A restored World War Two Spitfire which was shot down over northern France in 1940 is expected to raise about US$3 million for charity when it goes up for auction in London next week.
The wreckage of the Vickers Supermarine Spitfire Mk.1A was recovered in 1980 from a beach at Calais, northern France.
It had crash-landed there after it was shot down on May 24, 1940, during the evacuation of Dunkirk and over the years was washed over by tides, sinking deeper into the sands, auctioneer Christie's said.
It is one of two remaining Mk.1 models restored to the original specification and that can still fly, Christie's said.
The Spitfire will be put up for auction next Thursday with an estimate of 1.5 million pounds to 2.5 million pounds.
It is being sold by art collector Thomas Kaplan, who will donate the proceeds to the Royal Air Force Benevolent Fund and wildlife charity Panthera.

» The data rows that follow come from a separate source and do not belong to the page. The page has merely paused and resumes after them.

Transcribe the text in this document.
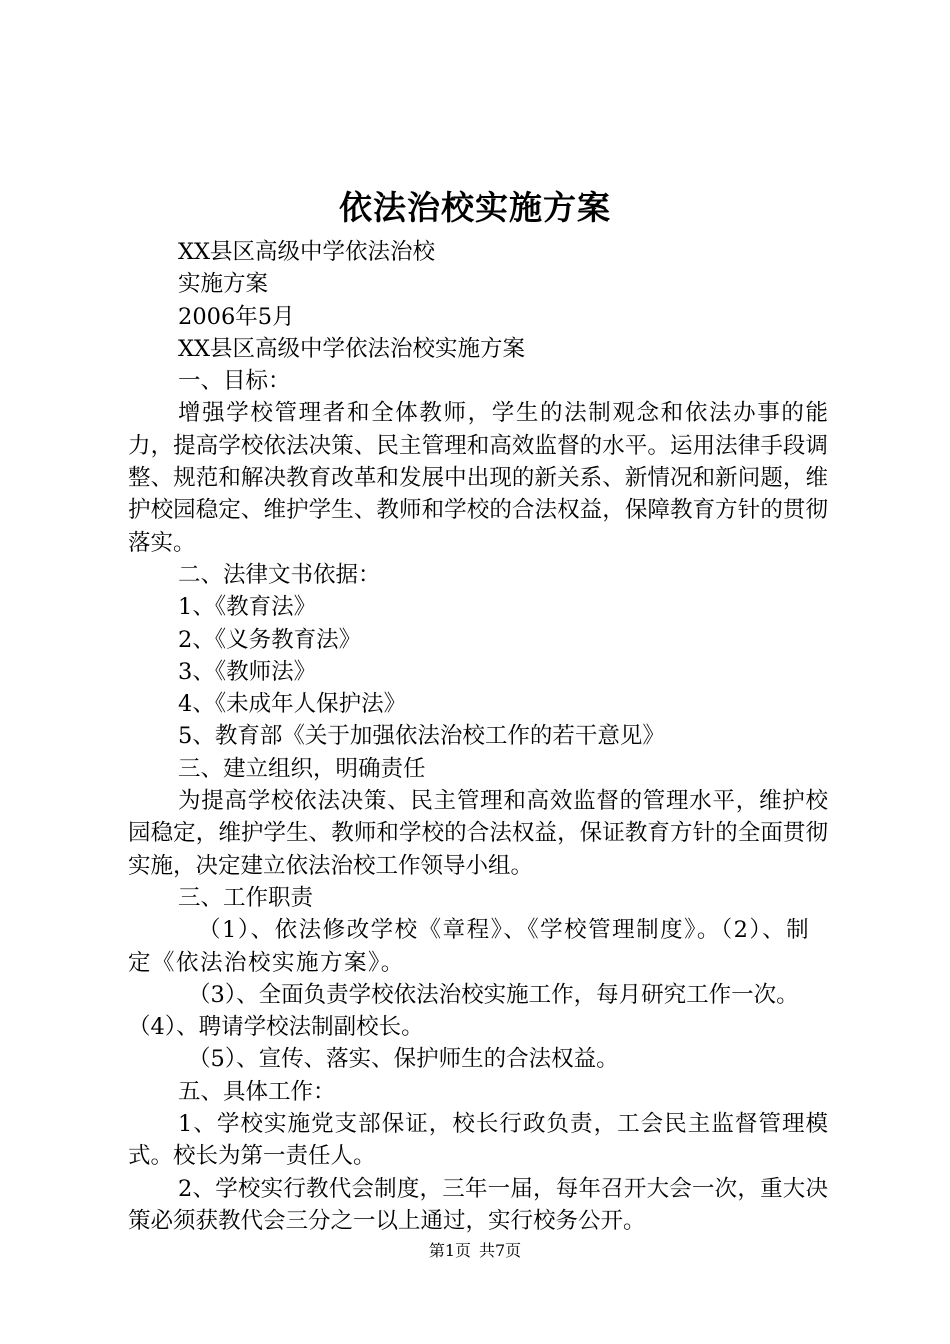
依法治校实施方案

XX县区高级中学依法治校

实施方案

2006年5月

XX县区高级中学依法治校实施方案

一、目标：

增强学校管理者和全体教师，学生的法制观念和依法办事的能力，提高学校依法决策、民主管理和高效监督的水平。运用法律手段调整、规范和解决教育改革和发展中出现的新关系、新情况和新问题，维护校园稳定、维护学生、教师和学校的合法权益，保障教育方针的贯彻落实。

二、法律文书依据：

1、《教育法》

2、《义务教育法》

3、《教师法》

4、《未成年人保护法》

5、教育部《关于加强依法治校工作的若干意见》

三、建立组织，明确责任

为提高学校依法决策、民主管理和高效监督的管理水平，维护校园稳定，维护学生、教师和学校的合法权益，保证教育方针的全面贯彻实施，决定建立依法治校工作领导小组。

三、工作职责

（1）、依法修改学校《章程》、《学校管理制度》。（2）、制定《依法治校实施方案》。

（3）、全面负责学校依法治校实施工作，每月研究工作一次。（4）、聘请学校法制副校长。

（5）、宣传、落实、保护师生的合法权益。

五、具体工作：

1、学校实施党支部保证，校长行政负责，工会民主监督管理模式。校长为第一责任人。

2、学校实行教代会制度，三年一届，每年召开大会一次，重大决策必须获教代会三分之一以上通过，实行校务公开。

第1页 共7页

"It is arguably one of the most beautiful pieces of technology ever created," Kaplan said at the Churchill War Rooms museum in London, where the plane was exhibited.

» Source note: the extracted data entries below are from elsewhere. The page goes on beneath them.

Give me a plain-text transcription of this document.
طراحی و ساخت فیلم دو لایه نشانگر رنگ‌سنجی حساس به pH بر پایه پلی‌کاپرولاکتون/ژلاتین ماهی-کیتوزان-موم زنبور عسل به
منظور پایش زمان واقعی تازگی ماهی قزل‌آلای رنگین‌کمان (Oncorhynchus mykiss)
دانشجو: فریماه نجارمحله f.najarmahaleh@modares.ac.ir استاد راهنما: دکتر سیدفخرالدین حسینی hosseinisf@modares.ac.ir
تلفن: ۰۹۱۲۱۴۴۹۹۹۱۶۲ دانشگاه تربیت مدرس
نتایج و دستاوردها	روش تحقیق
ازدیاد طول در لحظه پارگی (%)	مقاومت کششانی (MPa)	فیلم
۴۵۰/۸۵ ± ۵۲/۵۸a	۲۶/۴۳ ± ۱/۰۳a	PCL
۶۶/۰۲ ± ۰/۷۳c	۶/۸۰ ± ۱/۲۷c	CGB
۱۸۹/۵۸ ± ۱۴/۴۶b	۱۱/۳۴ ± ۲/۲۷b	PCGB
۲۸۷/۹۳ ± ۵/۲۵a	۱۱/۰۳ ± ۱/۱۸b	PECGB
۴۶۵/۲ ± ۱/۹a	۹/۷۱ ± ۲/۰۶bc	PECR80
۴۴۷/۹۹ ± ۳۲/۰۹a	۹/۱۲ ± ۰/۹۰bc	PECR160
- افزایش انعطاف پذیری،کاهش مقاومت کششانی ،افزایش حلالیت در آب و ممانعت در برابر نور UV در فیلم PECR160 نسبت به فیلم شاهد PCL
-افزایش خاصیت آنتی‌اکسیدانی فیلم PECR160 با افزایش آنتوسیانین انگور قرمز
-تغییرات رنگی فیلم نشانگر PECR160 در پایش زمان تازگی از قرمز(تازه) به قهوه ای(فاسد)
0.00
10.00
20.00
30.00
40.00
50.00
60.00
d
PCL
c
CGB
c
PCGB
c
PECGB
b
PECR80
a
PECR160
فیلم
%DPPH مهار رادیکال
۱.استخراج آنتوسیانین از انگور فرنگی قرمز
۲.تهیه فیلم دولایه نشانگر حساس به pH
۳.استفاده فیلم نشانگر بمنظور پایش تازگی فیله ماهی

"It is as graceful as any piece of modernist design."
The sale will also commemorate the 75th anniversary of the Battle of France and the Battle of Britain, the air war between the RAF and the German Lutwaffe in the summer and autumn of 1940.
"The spitfire is in a way the most iconic symbol of the Battle of Britain and the Battle of Britain was really one of the most pivotal turning points in modern history," Kaplan said.